Lifetime has announced that, rather than airing hourlong episodes, the new season will feature 90-minute episodes.
Which sounds like a horrible idea.
Making the show 50 percent longer doesn't mean it will be 50 percent better. As a matter of fact, more often than not addition turns into subtraction when it comes to taking a show outside its regular format.
Arguably the worst episodes of "The Office" are the hourlong installments. Because that show works much better as a half-hour sitcom than as an hourlong comedy.
And "The Office" isn't alone. The finales of shows like "Cheers," "Seinfeld" and "M*A*S*H" were disappointing episodes of great series. And the first two ran 60 minutes, the third ran a whopping 150 minutes.
Despite box-office success, the "Sex and the City" movies were creative abominations, because what worked as a half hour didn't work when it was translated into movies that each ran nearly 21/2 hours.
Blech.
Even when it comes to reality/competition shows, there's certainly evidence that more isn't better. Under any circumstances, watching "Celebrity Apprentice" is a painful experience.

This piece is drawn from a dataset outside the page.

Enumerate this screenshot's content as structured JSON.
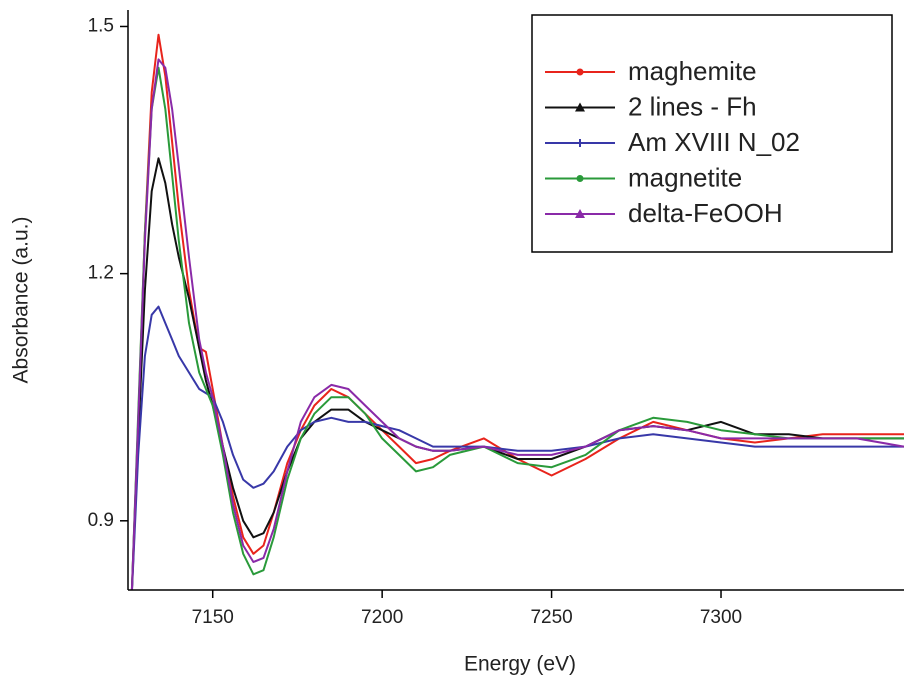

As presented by NBC for the past couple of years — in two-hour blocks — watching "Celebrity Apprentice" has been a poke-your-eyes-out experience.

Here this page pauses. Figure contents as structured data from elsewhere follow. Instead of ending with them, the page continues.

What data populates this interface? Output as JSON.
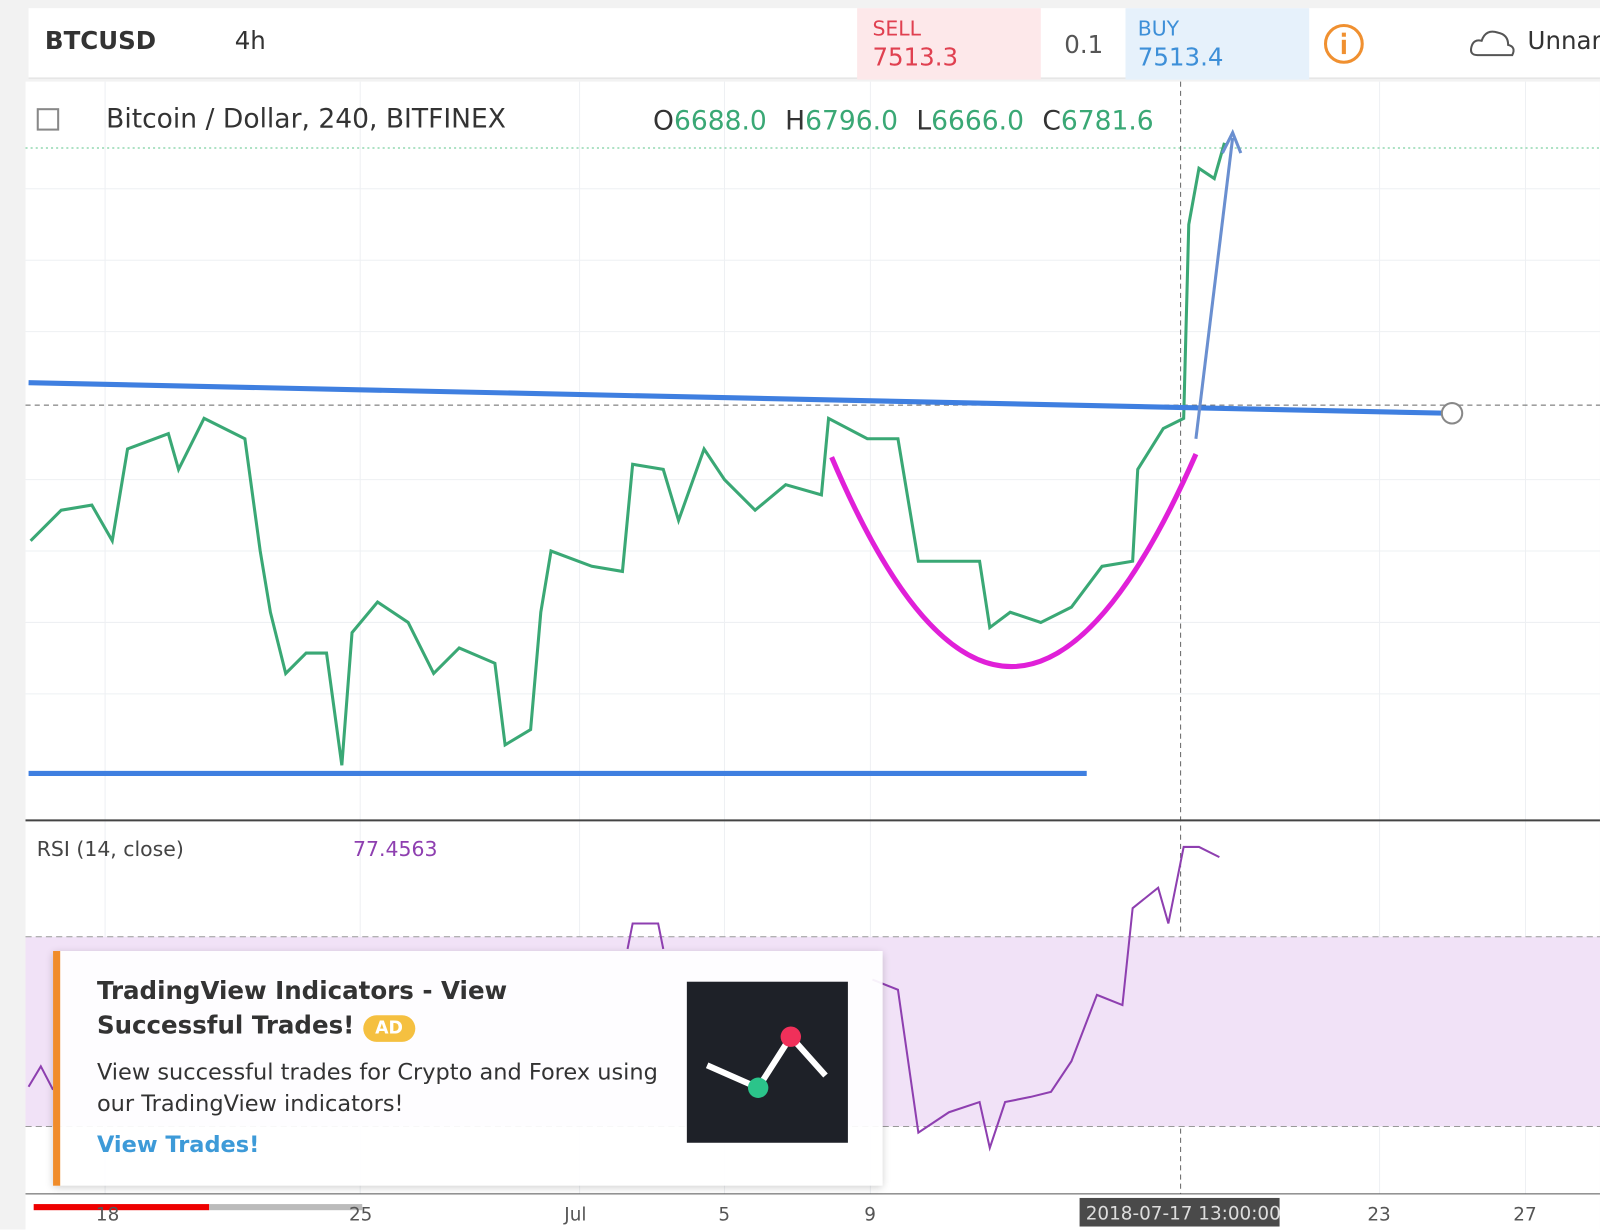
{
  "toolbar": {
    "symbol": "BTCUSD",
    "interval": "4h",
    "sell_label": "SELL",
    "sell_price": "7513.3",
    "quantity": "0.1",
    "buy_label": "BUY",
    "buy_price": "7513.4",
    "layout_name": "Unnam"
  },
  "legend": {
    "title": "Bitcoin / Dollar, 240, BITFINEX",
    "ohlc": [
      {
        "label": "O",
        "value": "6688.0"
      },
      {
        "label": "H",
        "value": "6796.0"
      },
      {
        "label": "L",
        "value": "6666.0"
      },
      {
        "label": "C",
        "value": "6781.6"
      }
    ]
  },
  "rsi": {
    "title": "RSI (14, close)",
    "value": "77.4563"
  },
  "x_axis": [
    "18",
    "25",
    "Jul",
    "5",
    "9",
    "23",
    "27"
  ],
  "crosshair_time": "2018-07-17 13:00:00",
  "ad": {
    "title": "TradingView Indicators - View Successful Trades!",
    "badge": "AD",
    "body": "View successful trades for Crypto and Forex using our TradingView indicators!",
    "link": "View Trades!"
  }
}
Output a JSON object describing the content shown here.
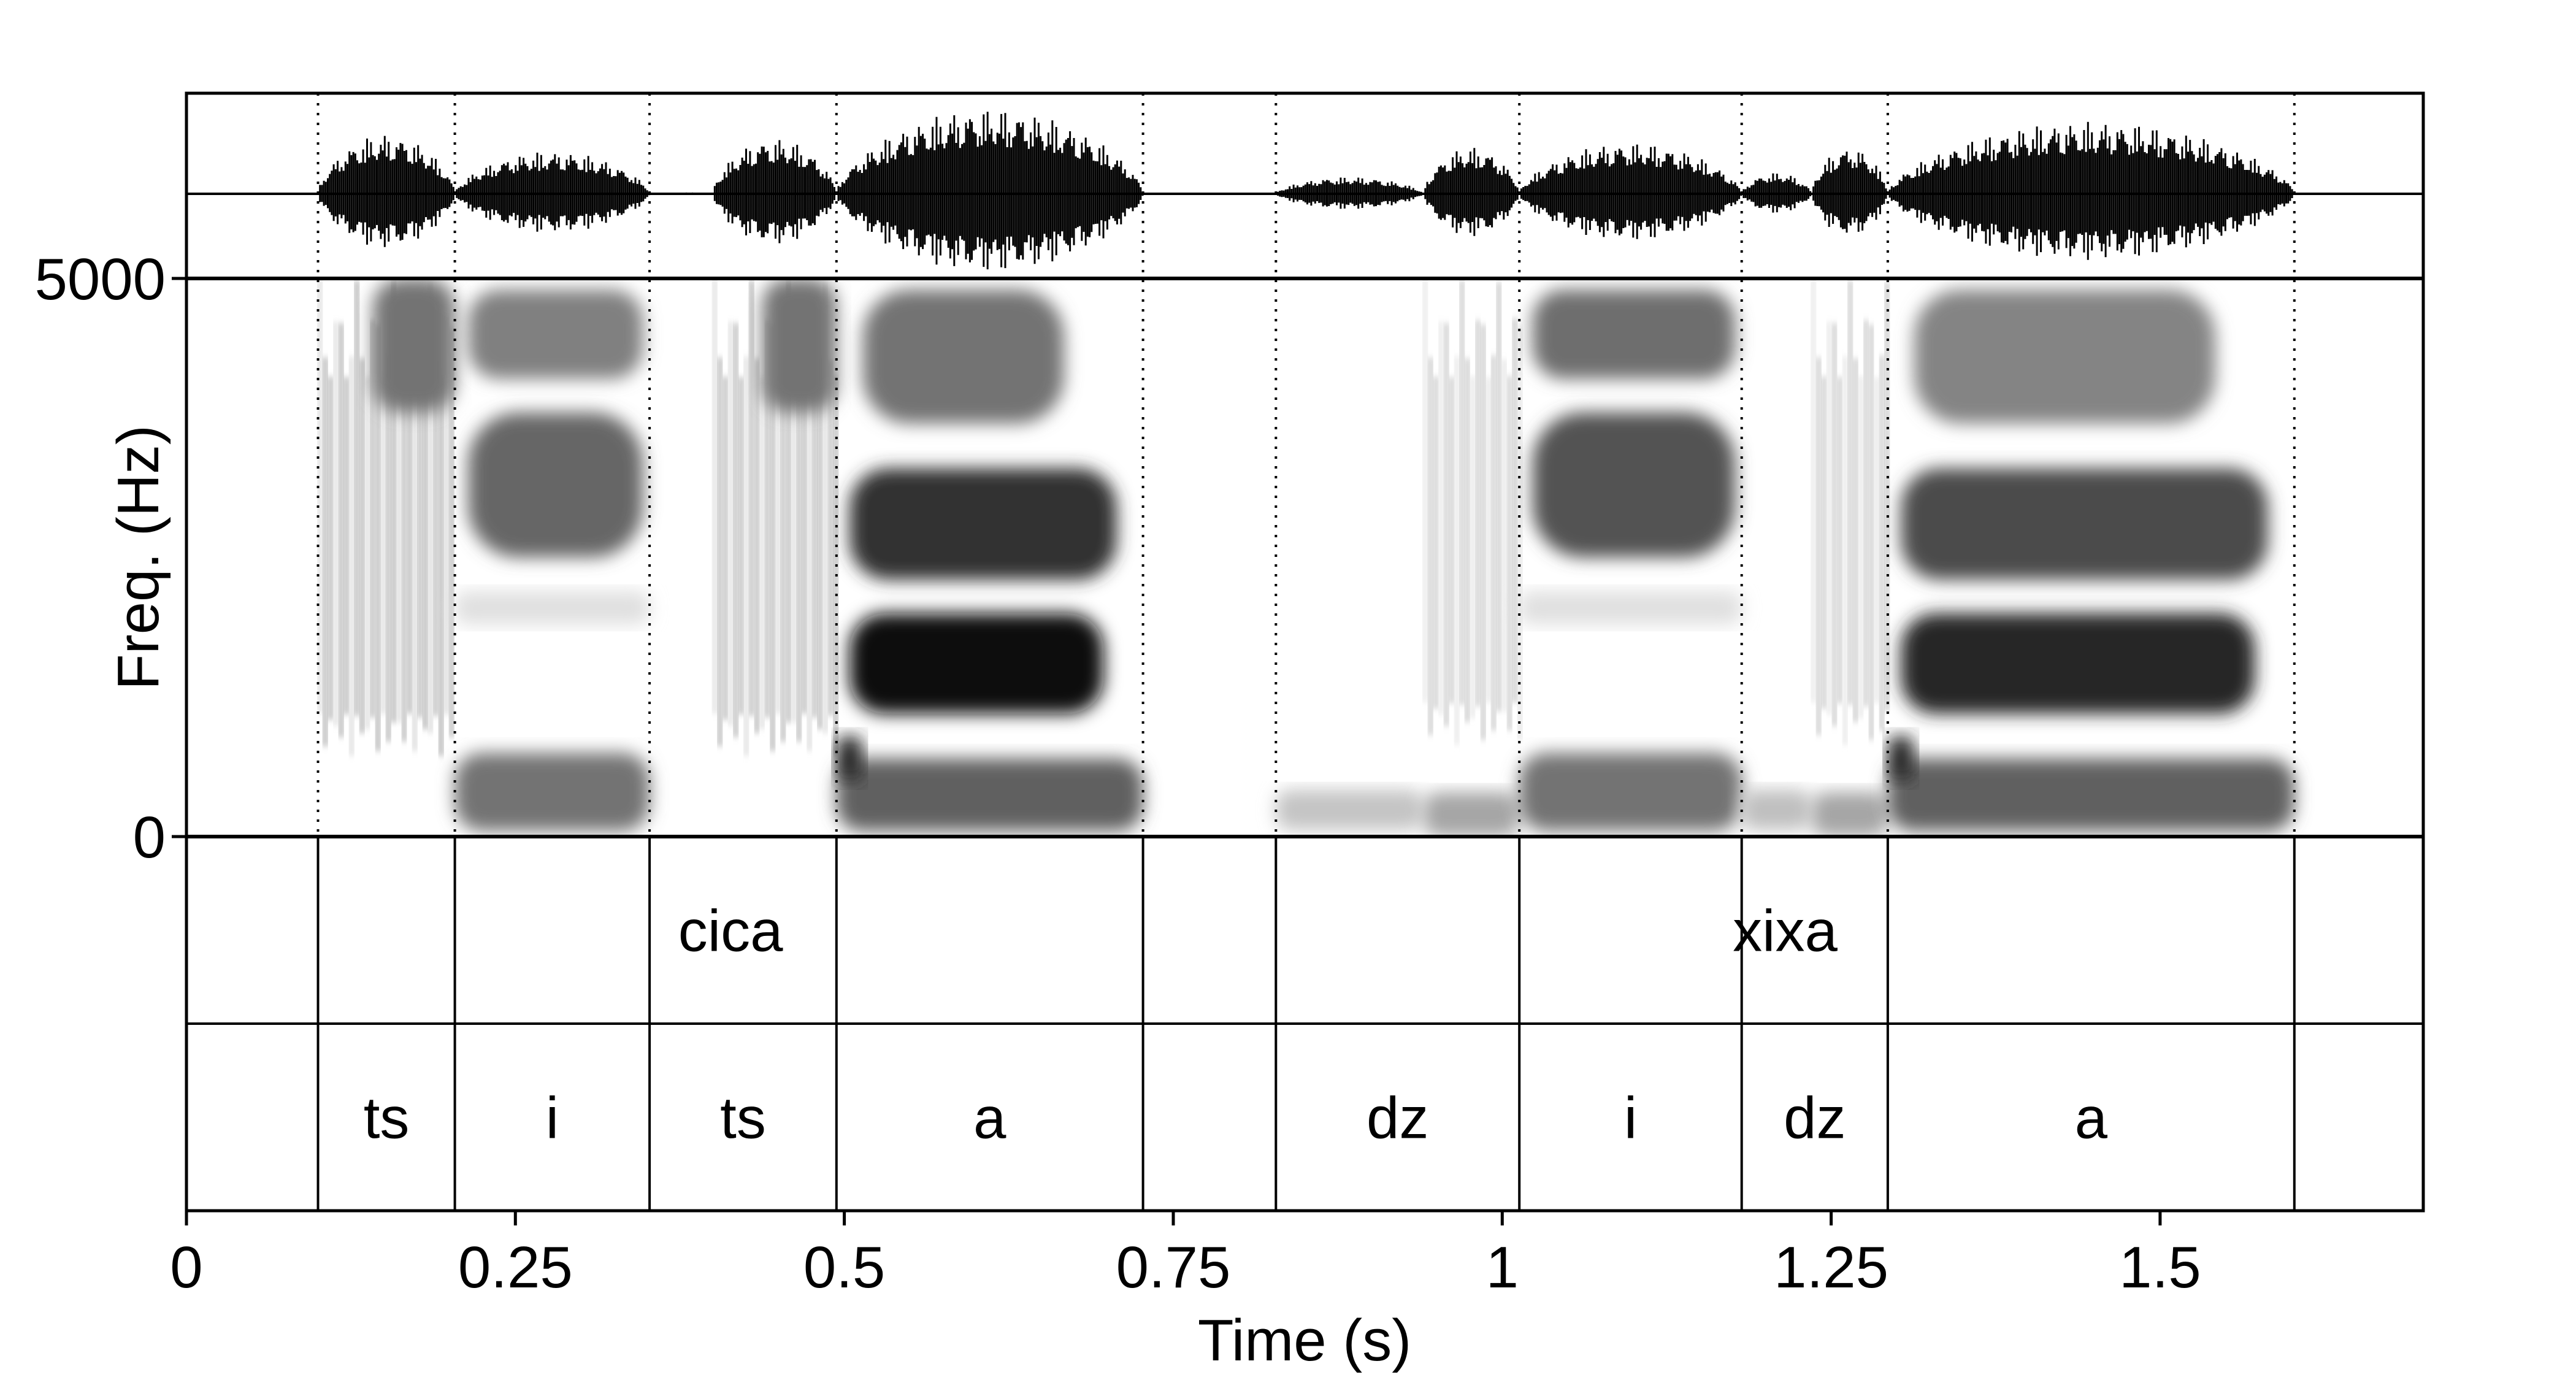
{
  "chart_data": {
    "type": "spectrogram",
    "xlabel": "Time (s)",
    "ylabel": "Freq. (Hz)",
    "xlim": [
      0,
      1.7
    ],
    "x_ticks": [
      {
        "value": 0,
        "label": "0"
      },
      {
        "value": 0.25,
        "label": "0.25"
      },
      {
        "value": 0.5,
        "label": "0.5"
      },
      {
        "value": 0.75,
        "label": "0.75"
      },
      {
        "value": 1,
        "label": "1"
      },
      {
        "value": 1.25,
        "label": "1.25"
      },
      {
        "value": 1.5,
        "label": "1.5"
      }
    ],
    "freq_range": [
      0,
      5000
    ],
    "y_ticks": [
      {
        "value": 5000,
        "label": "5000"
      },
      {
        "value": 0,
        "label": "0"
      }
    ],
    "boundaries": [
      0.1,
      0.204,
      0.352,
      0.494,
      0.727,
      0.828,
      1.013,
      1.182,
      1.293,
      1.602
    ],
    "tiers": [
      {
        "intervals": [
          {
            "label": "cica",
            "start": 0.1,
            "end": 0.727
          },
          {
            "label": "xixa",
            "start": 0.828,
            "end": 1.602
          }
        ]
      },
      {
        "intervals": [
          {
            "label": "ts",
            "start": 0.1,
            "end": 0.204
          },
          {
            "label": "i",
            "start": 0.204,
            "end": 0.352
          },
          {
            "label": "ts",
            "start": 0.352,
            "end": 0.494
          },
          {
            "label": "a",
            "start": 0.494,
            "end": 0.727
          },
          {
            "label": "dz",
            "start": 0.828,
            "end": 1.013
          },
          {
            "label": "i",
            "start": 1.013,
            "end": 1.182
          },
          {
            "label": "dz",
            "start": 1.182,
            "end": 1.293
          },
          {
            "label": "a",
            "start": 1.293,
            "end": 1.602
          }
        ]
      }
    ],
    "segments": [
      {
        "start": 0.1,
        "end": 0.204,
        "type": "fricative",
        "amp": 0.7
      },
      {
        "start": 0.204,
        "end": 0.352,
        "type": "vowel-i",
        "amp": 0.5
      },
      {
        "start": 0.352,
        "end": 0.4,
        "type": "silence",
        "amp": 0.02
      },
      {
        "start": 0.4,
        "end": 0.494,
        "type": "fricative",
        "amp": 0.65
      },
      {
        "start": 0.494,
        "end": 0.727,
        "type": "vowel-a",
        "amp": 1.0
      },
      {
        "start": 0.828,
        "end": 0.94,
        "type": "voicing",
        "amp": 0.2
      },
      {
        "start": 0.94,
        "end": 1.013,
        "type": "voiced-fricative",
        "amp": 0.55
      },
      {
        "start": 1.013,
        "end": 1.182,
        "type": "vowel-i",
        "amp": 0.6
      },
      {
        "start": 1.182,
        "end": 1.235,
        "type": "voicing",
        "amp": 0.25
      },
      {
        "start": 1.235,
        "end": 1.293,
        "type": "voiced-fricative",
        "amp": 0.55
      },
      {
        "start": 1.293,
        "end": 1.602,
        "type": "vowel-a",
        "amp": 0.85
      }
    ]
  }
}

So, no, the prospect of 90-minute episodes of "Project Runway" isn't exactly encouraging. It's rather clearly just a chance for Lifetime to sell more advertising.
Hey, if Lifetime wants to show us more of the designers, how about wasting less time before commercial breaks showing us what's coming up, and less time after the commercial breaks showing us what's already happened?
The new season of "Project Runway" begins Thursday, July 29, at 7 p.m. on Lifetime.
IF AT FIRST YOU DON'T SUCCEED: Tyler Labine has become the most successful unsuccessful actor on TV in the past few years.
He's had no trouble finding work despite cancellation after cancellation after cancellation of his shows.
Labine co-starred in the short-lived science fiction series "Invasion," playing the goofy brother-in-law, during the 2005-06 season.